Nach Abschluss eines europäischen Bewertungsverfahrens wurde die Grenze für die Creatinin-Clearance, ab welcher Metformin kontraindiziert ist, jetzt auf 45 ml/min (eGFR<45 ml/min/1,73 m2) gesenkt. Patienten mit einer Creatinin-Clearance zwischen 45 ml/min und 59 ml/min (eGFR 45 bis 59 ml/min/1,73 m2) können in Zukunft mit Metformin behandelt werden, falls keine anderen Erkrankungen bestehen, die das Risiko für eine Lactatazidose erhöhen. In diesen Fällen beträgt die maximale Tagesdosis 1000 mg (aufgeteilt in zwei Einzeldosen) und die Nierenfunktion muss alle drei bis sechs Monate kontrolliert werden. Metformin muss sofort abgesetzt werden, wenn die Creatinin-Clearance unter 45 ml/min (eGFR <45 ml/min/1,73 m2) fällt.
Besondere Vorsicht ist in Situationen geboten, in denen es zu einer akuten Einschränkung der Nierenfunktion kommen kann, wie bei Dehydratation (z.B. durch schwere Diarrhö oder Erbrechen) oder Einleitung einer Therapie mit Antihypertensiva oder Diuretika oder zu Beginn einer Therapie mit nichtsteroidalen Antiphlogistika.

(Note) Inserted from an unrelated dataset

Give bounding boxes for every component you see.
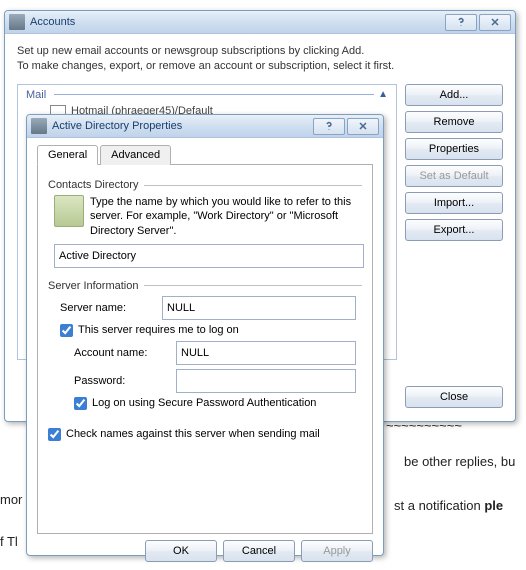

Unter diesen Bedingungen ist Metformin entsprechend der aktualisierten Fach- und Gebrauchsinformation vorübergehend abzusetzen. Patienten und ggf. pflegende Personen sollten über das Risiko und die Symptome einer Lactatazidose (z.B. Muskelkrämpfe, abdominelle Beschwerden, schwere Asthenie) aufgeklärt werden.
AkdÄ Drug-Safety-Mail 06–2015 vom 30.3.2015
Information zu Sofosbuvir und möglichen Wechselwirkungen: Bei gleichzeitiger Anwendung von Sofosbuvir-Kombinationen zur Hepatitis-C-Behandlung und anderen Arzneimitteln, die Bradykardie verursachen, informiert das BfArM über ein mögliches Risiko von Herzrhythmusstörungen, insbesondere von symptomatischen Bradykardien. Das Risiko besteht, wenn Sofosbuvir in Kombination mit Ledipasvir, Daclatasvir oder Simeprevir angewendet wird und gleichzeitig andere Arzneimittel eingenommen werden, die eine Bradykardie verursachen können (z.B. Amiodaron, Betablocker). Bis zum Abschluss des europäischen Bewertungsverfahrens hierzu werden bei entsprechend behandelten Patienten engmaschige EKG-Kontrollen empfohlen. Die Patienten sollten über das Risiko und mögliche Symptome von bradykarden Herzrhythmusstörungen (z.B. Schwächegefühl, Schwindel, starke Müdigkeit, Kurzatmigkeit, Brustschmerz, Verwirrtheit, Gedächtnisstörungen) aufgeklärt und aufgefordert werden, in solchen Fällen schnellstmöglich ärztlichen Rat einzuholen. Eine bereits laufende Therapie mit diesen Arzneimitteln sollte nicht ohne vorherige ärztliche Beratung abgesetzt werden.